The contrast is not incidental. The Artemis program's framing has always been explicitly geopolitical: China is building its own lunar program, targeting a crewed Moon landing before 2030. If China plants its flag on the Moon before the United States returns, the symbolic and strategic implications are significant — perhaps not existential, but significant in the way that Sputnik was significant, which is to say: more significant than the political class realized at the time it happened.
Tonight's launch does not settle that competition. A flyby is not a landing. But it is the necessary precondition. Without Artemis II, there is no Artemis III. And Artemis III, if it lands in 2027 as planned, would be the first crewed lunar landing since 1972, the first by an American woman, and the first before China's own planned landing window.
Whether that matters depends on what you think the Moon is worth.
What Happens If It Works
If Artemis II succeeds — if all four astronauts come home safely after ten days — it validates the Orion spacecraft as a deep-space vehicle, confirms the heat shield is acceptable for crewed flights, and builds the political case for the $3–$4 billion needed to fund Artemis III.
Artemis III will land near the Moon's south pole — a region of permanent shadow that radar suggests contains water ice. Water on the Moon means drinking water, breathable oxygen, and hydrogen for rocket fuel. A sustained human presence on the Moon, the long-term goal of the Artemis program, depends on that ice being real and accessible.
Tonight is step one. The step that, after 53 years, someone finally has to take.

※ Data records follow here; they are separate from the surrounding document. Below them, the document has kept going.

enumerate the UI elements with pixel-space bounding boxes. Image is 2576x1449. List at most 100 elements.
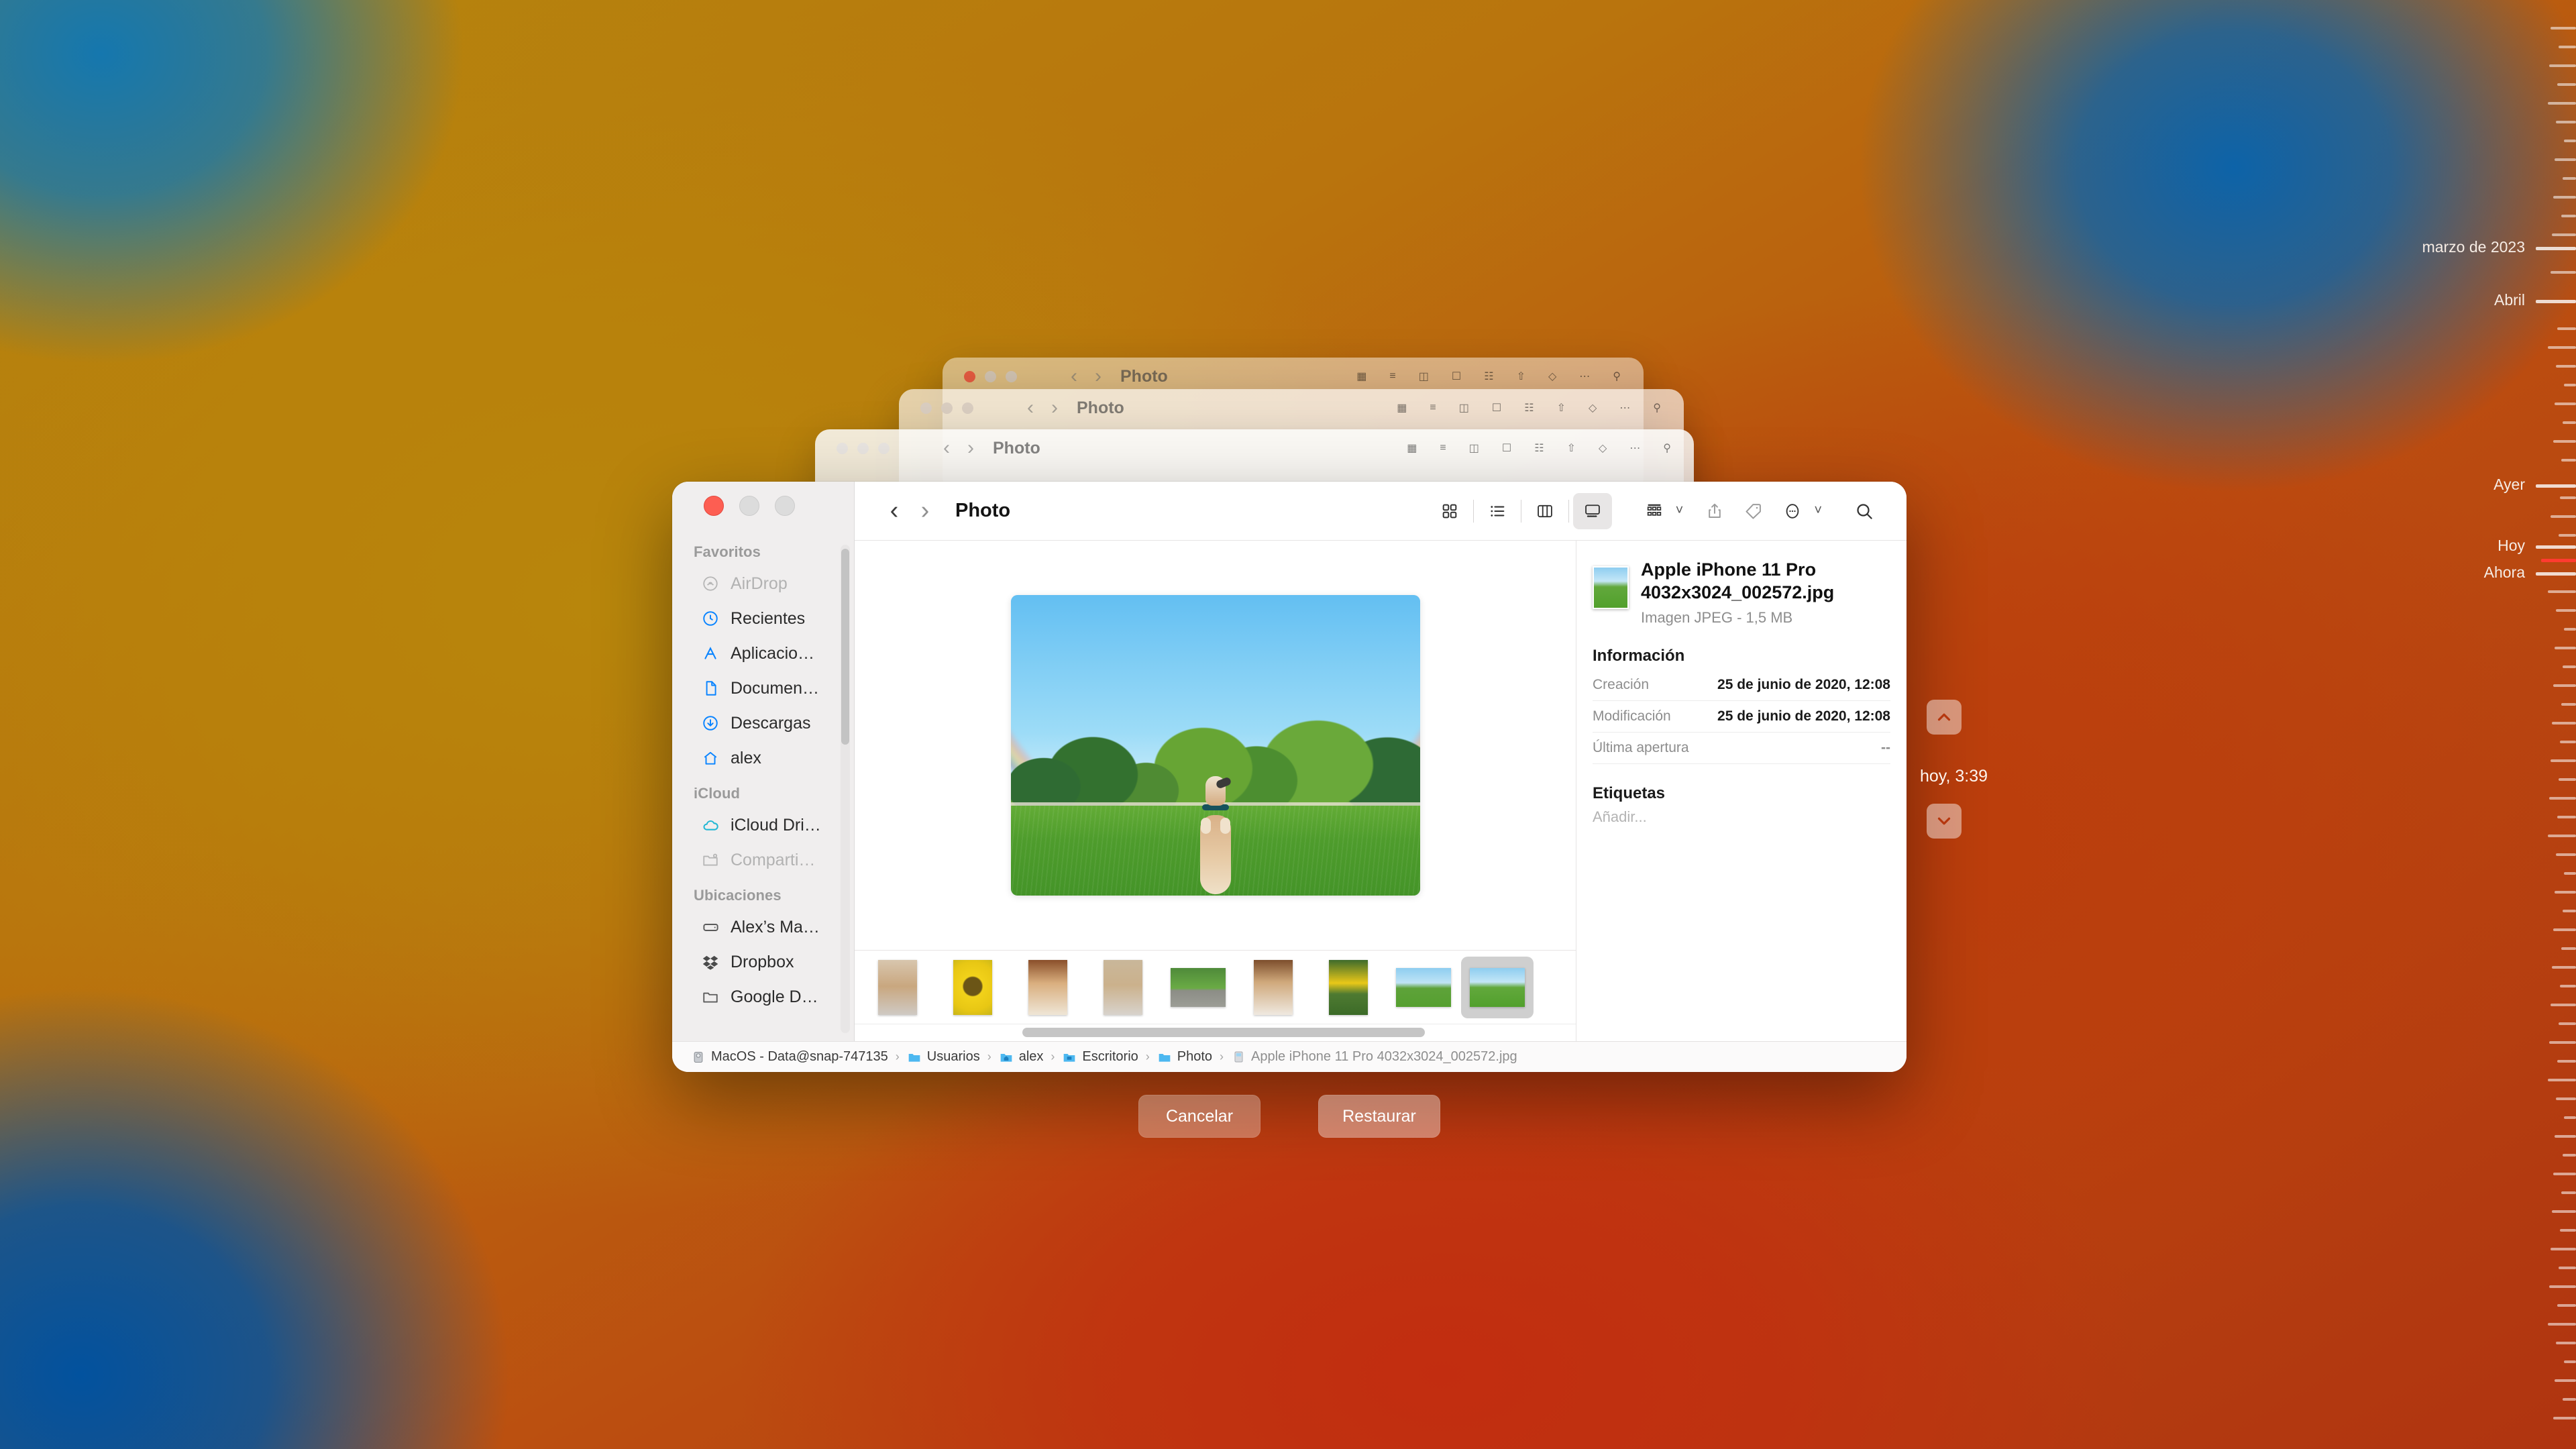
timeline-tick[interactable] bbox=[2553, 1173, 2576, 1175]
timeline-tick[interactable] bbox=[2548, 590, 2576, 593]
timeline-tick[interactable] bbox=[2561, 1191, 2576, 1194]
sidebar-scroll-area[interactable]: Favoritos AirDrop Recientes Aplicacio… D… bbox=[672, 530, 854, 1041]
timeline-tick[interactable] bbox=[2551, 27, 2576, 30]
restore-button[interactable]: Restaurar bbox=[1318, 1095, 1440, 1138]
sidebar-item-alexs-macbook[interactable]: Alex’s Ma… bbox=[679, 910, 847, 945]
view-as-gallery-button[interactable] bbox=[1572, 492, 1612, 529]
sidebar-item-airdrop[interactable]: AirDrop bbox=[679, 566, 847, 601]
minimize-button[interactable] bbox=[739, 496, 759, 516]
timeline-tick[interactable] bbox=[2564, 628, 2576, 631]
timeline-tick[interactable] bbox=[2551, 1248, 2576, 1250]
timeline-tick[interactable] bbox=[2556, 121, 2576, 123]
timeline-tick[interactable] bbox=[2559, 778, 2576, 781]
sidebar-item-recientes[interactable]: Recientes bbox=[679, 601, 847, 636]
timeline-tick[interactable] bbox=[2548, 1079, 2576, 1081]
timeline-tick-major[interactable] bbox=[2536, 545, 2576, 549]
breadcrumb-item-photo[interactable]: Photo bbox=[1157, 1049, 1212, 1065]
timeline-tick[interactable] bbox=[2548, 835, 2576, 837]
timeline-tick[interactable] bbox=[2564, 384, 2576, 386]
timeline-tick[interactable] bbox=[2561, 215, 2576, 217]
timeline-tick[interactable] bbox=[2553, 684, 2576, 687]
timeline-tick[interactable] bbox=[2551, 271, 2576, 274]
timeline-tick[interactable] bbox=[2553, 928, 2576, 931]
timeline-tick-now[interactable] bbox=[2541, 559, 2576, 562]
timeline-tick[interactable] bbox=[2563, 910, 2576, 912]
timeline-tick[interactable] bbox=[2549, 64, 2576, 67]
timeline-tick[interactable] bbox=[2556, 853, 2576, 856]
timeline-tick[interactable] bbox=[2549, 797, 2576, 800]
timeline-tick[interactable] bbox=[2552, 966, 2576, 969]
timeline-tick[interactable] bbox=[2556, 1097, 2576, 1100]
timeline-tick[interactable] bbox=[2556, 609, 2576, 612]
sidebar-item-aplicaciones[interactable]: Aplicacio… bbox=[679, 636, 847, 671]
view-as-columns-button[interactable] bbox=[1525, 493, 1564, 529]
timeline-tick[interactable] bbox=[2561, 703, 2576, 706]
breadcrumb-item-alex[interactable]: alex bbox=[999, 1049, 1043, 1065]
snapshot-previous-button[interactable] bbox=[1927, 700, 1962, 735]
chevron-down-icon[interactable]: ˅ bbox=[1676, 503, 1684, 519]
timeline-tick[interactable] bbox=[2553, 196, 2576, 199]
timeline-tick[interactable] bbox=[2557, 327, 2576, 330]
filmstrip-item[interactable] bbox=[1386, 958, 1461, 1017]
filmstrip-item[interactable] bbox=[860, 958, 935, 1017]
timeline-tick[interactable] bbox=[2560, 496, 2576, 499]
timeline-tick[interactable] bbox=[2549, 1041, 2576, 1044]
filmstrip-item[interactable] bbox=[935, 958, 1010, 1017]
breadcrumb-item-usuarios[interactable]: Usuarios bbox=[907, 1049, 980, 1065]
timeline-tick[interactable] bbox=[2564, 1360, 2576, 1363]
chevron-down-icon[interactable]: ˅ bbox=[1814, 503, 1822, 519]
breadcrumb-item-escritorio[interactable]: Escritorio bbox=[1062, 1049, 1138, 1065]
breadcrumb-item-file[interactable]: Apple iPhone 11 Pro 4032x3024_002572.jpg bbox=[1231, 1049, 1517, 1065]
timeline-tick[interactable] bbox=[2555, 1379, 2576, 1382]
timeline-tick[interactable] bbox=[2560, 985, 2576, 987]
timeline-tick[interactable] bbox=[2564, 1116, 2576, 1119]
tag-add-field[interactable]: Añadir... bbox=[1593, 808, 1890, 826]
timeline-tick[interactable] bbox=[2557, 1060, 2576, 1063]
timeline-tick[interactable] bbox=[2548, 1323, 2576, 1326]
more-actions-button[interactable] bbox=[1773, 493, 1812, 529]
timeline-tick[interactable] bbox=[2556, 365, 2576, 368]
timeline-tick[interactable] bbox=[2559, 1022, 2576, 1025]
timeline-tick[interactable] bbox=[2561, 459, 2576, 462]
timeline-tick[interactable] bbox=[2564, 872, 2576, 875]
timeline-tick[interactable] bbox=[2563, 1398, 2576, 1401]
timeline-tick[interactable] bbox=[2553, 440, 2576, 443]
timeline-tick[interactable] bbox=[2559, 1267, 2576, 1269]
timeline-tick-major[interactable] bbox=[2536, 572, 2576, 576]
timeline-tick[interactable] bbox=[2553, 1417, 2576, 1419]
filmstrip-scrollbar-track[interactable] bbox=[855, 1024, 1576, 1041]
forward-button[interactable]: › bbox=[910, 496, 941, 525]
timemachine-timeline[interactable]: marzo de 2023 Abril Ayer Hoy Ahora bbox=[2375, 0, 2576, 1449]
filmstrip-item[interactable] bbox=[1085, 958, 1161, 1017]
close-button[interactable] bbox=[704, 496, 724, 516]
timeline-tick-major[interactable] bbox=[2536, 300, 2576, 303]
filmstrip-item[interactable] bbox=[1161, 958, 1236, 1017]
filmstrip-item-selected[interactable] bbox=[1461, 956, 1534, 1018]
timeline-tick-major[interactable] bbox=[2536, 484, 2576, 488]
timeline-tick[interactable] bbox=[2549, 1285, 2576, 1288]
breadcrumb-item-disk[interactable]: MacOS - Data@snap-747135 bbox=[691, 1049, 888, 1065]
timeline-tick-major[interactable] bbox=[2536, 247, 2576, 250]
view-as-icons-button[interactable] bbox=[1430, 493, 1469, 529]
timeline-tick[interactable] bbox=[2559, 46, 2576, 48]
maximize-button[interactable] bbox=[775, 496, 795, 516]
timeline-tick[interactable] bbox=[2563, 421, 2576, 424]
sidebar-item-descargas[interactable]: Descargas bbox=[679, 706, 847, 741]
timeline-tick[interactable] bbox=[2563, 665, 2576, 668]
share-button[interactable] bbox=[1695, 493, 1734, 529]
filmstrip[interactable] bbox=[855, 950, 1576, 1024]
timeline-tick[interactable] bbox=[2563, 1154, 2576, 1157]
group-by-button[interactable] bbox=[1635, 493, 1674, 529]
sidebar-item-dropbox[interactable]: Dropbox bbox=[679, 945, 847, 979]
filmstrip-scrollbar-thumb[interactable] bbox=[1022, 1028, 1425, 1037]
timeline-tick[interactable] bbox=[2555, 158, 2576, 161]
sidebar-item-icloud-drive[interactable]: iCloud Dri… bbox=[679, 808, 847, 843]
filmstrip-item[interactable] bbox=[1311, 958, 1386, 1017]
preview-photo[interactable] bbox=[1010, 595, 1420, 896]
timeline-tick[interactable] bbox=[2557, 83, 2576, 86]
timeline-tick[interactable] bbox=[2548, 102, 2576, 105]
sidebar-item-google-drive[interactable]: Google D… bbox=[679, 979, 847, 1014]
sidebar-scrollbar-thumb[interactable] bbox=[841, 549, 849, 745]
finder-window[interactable]: Favoritos AirDrop Recientes Aplicacio… D… bbox=[672, 482, 1907, 1072]
view-as-list-button[interactable] bbox=[1478, 493, 1517, 529]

What Happens If It Doesn't
A catastrophic failure on Artemis II would effectively end American crewed deep-space exploration for a generation. The political will does not survive the loss of four astronauts on a Moon flight that critics already called too expensive and too risky. The Artemis program would almost certainly be canceled. SpaceX's Starship, already contracted as the Artemis III lunar lander, would carry on independently — but as a private venture, not a national program.
NASA believes the risk is acceptable. The crew agrees. The launch is tonight.